Monday, March 13, 2006

Credit to what produces

A friend has pointed out an interview with Perry Anderson (editor of the New Left Review), recently described by Christopher Hitchens as 'the most profound essayist currently wielding a pen' (without explaining why, unfortunately). Anderson speaks about why the Left failed.

[It] greatly underestimated the internal strength of capitalism as a socioeconomic system. Its capacity for self-adaptation, for continual adjustment; the extraordinary resources of productivity which spring from its reliance on competition as an essential mechanism of economic life -- these were greatly underestimated, I believe.
So, what is the case against capitalism?
"... the central case against capitalism today is the combination of ecological crisis and social polarization. It is the greed."
There are others. I linked some time ago to a post by Norm in which he sets out why alternatives to capitalism need to be sought.
... capitalism perpetuates eliminable forms of human suffering, blocks human flourishing, perpetuates deficits in individual freedom and autonomy, violates liberal principles of social justice, is inefficient, is environmentally destructive, and limits democracy.
Now I'm not denying that there's a case (or several) here. However, I continue to ask: in any other system you want to suggest, where does the wealth come from? Why do they never talk about a better way to stimulate innovation, to provide incentives for people to work better and harder? It's great to talk about re-distribution, but you first you need something to re-distibute. Socialism, communism, fascism, whatever, don't produce, or produce insufficiently and inadequately. They re-distribute, but from a pie that gets smaller and smaller until it's not worth sharing.

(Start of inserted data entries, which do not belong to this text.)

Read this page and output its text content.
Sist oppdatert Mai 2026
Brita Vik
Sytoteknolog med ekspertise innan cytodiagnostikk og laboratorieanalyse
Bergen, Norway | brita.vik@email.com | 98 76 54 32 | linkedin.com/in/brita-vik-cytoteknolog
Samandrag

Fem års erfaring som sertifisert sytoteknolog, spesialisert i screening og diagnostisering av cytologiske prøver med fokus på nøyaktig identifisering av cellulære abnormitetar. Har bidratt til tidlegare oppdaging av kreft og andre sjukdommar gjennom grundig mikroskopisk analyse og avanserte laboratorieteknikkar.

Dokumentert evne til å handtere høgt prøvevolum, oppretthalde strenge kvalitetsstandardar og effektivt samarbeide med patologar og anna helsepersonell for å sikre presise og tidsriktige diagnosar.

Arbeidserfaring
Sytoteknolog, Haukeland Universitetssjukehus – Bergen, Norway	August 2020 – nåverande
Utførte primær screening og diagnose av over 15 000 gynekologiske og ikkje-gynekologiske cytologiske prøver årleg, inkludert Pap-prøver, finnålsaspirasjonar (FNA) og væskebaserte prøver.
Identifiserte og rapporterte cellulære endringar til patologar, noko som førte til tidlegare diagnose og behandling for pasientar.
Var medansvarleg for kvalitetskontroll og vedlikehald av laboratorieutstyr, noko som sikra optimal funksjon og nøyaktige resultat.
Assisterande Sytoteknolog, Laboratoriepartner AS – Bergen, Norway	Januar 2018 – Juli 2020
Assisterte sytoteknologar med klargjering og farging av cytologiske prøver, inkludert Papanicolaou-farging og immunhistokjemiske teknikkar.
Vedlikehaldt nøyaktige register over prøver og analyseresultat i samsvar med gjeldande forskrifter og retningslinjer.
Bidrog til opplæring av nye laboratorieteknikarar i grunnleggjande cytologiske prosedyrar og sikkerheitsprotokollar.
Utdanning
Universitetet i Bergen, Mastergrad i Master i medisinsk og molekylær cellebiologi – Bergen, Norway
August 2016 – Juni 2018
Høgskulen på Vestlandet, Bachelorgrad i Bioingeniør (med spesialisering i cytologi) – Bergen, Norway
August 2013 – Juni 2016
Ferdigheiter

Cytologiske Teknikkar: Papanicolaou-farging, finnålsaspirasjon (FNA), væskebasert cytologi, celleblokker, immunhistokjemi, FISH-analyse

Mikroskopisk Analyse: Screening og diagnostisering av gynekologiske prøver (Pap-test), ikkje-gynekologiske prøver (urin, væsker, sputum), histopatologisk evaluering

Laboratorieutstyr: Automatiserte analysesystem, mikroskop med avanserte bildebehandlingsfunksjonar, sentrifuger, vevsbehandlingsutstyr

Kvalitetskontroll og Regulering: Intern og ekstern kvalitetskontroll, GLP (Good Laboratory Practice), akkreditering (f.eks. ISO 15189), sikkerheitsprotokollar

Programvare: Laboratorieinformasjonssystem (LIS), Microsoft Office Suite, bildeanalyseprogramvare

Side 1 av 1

Secondly, to achieve any of the aims listed above, has any alternative method been proposed that is not a centralisation of power 'at least in the initial period'? To halt global warming, one agreement for them all, one ring to bind them. To close the gap between rich and poor, tax. Yet the more you centralise, the less well you produce because competition is taken out of the system. Only in capitalism is there the incentive to produce more and, above all, better. That is why it is only capitalism that innovates. That is why it will only be capitalism that will innovate sufficiently to avert ecological crisis, not the oppressive and all-too-visible hand of beurocracies and committees. Perry Anderson himself refers above to capitalism's 'extraordinary resources of productivity'. He doesn't say how else such resources are to be tapped.

The conversation with Perry Anderson was recorded on April 27, 2001. I wondered what change if any 9/11 wrought in him. In the Hitchens article, there is mention of a New Left Review editorial in 2003 where it was announced
that the need of the hour was solidarity with the “resistance” in Iraq, Afghanistan, and—yes—the Democratic People’s Republic of North Korea.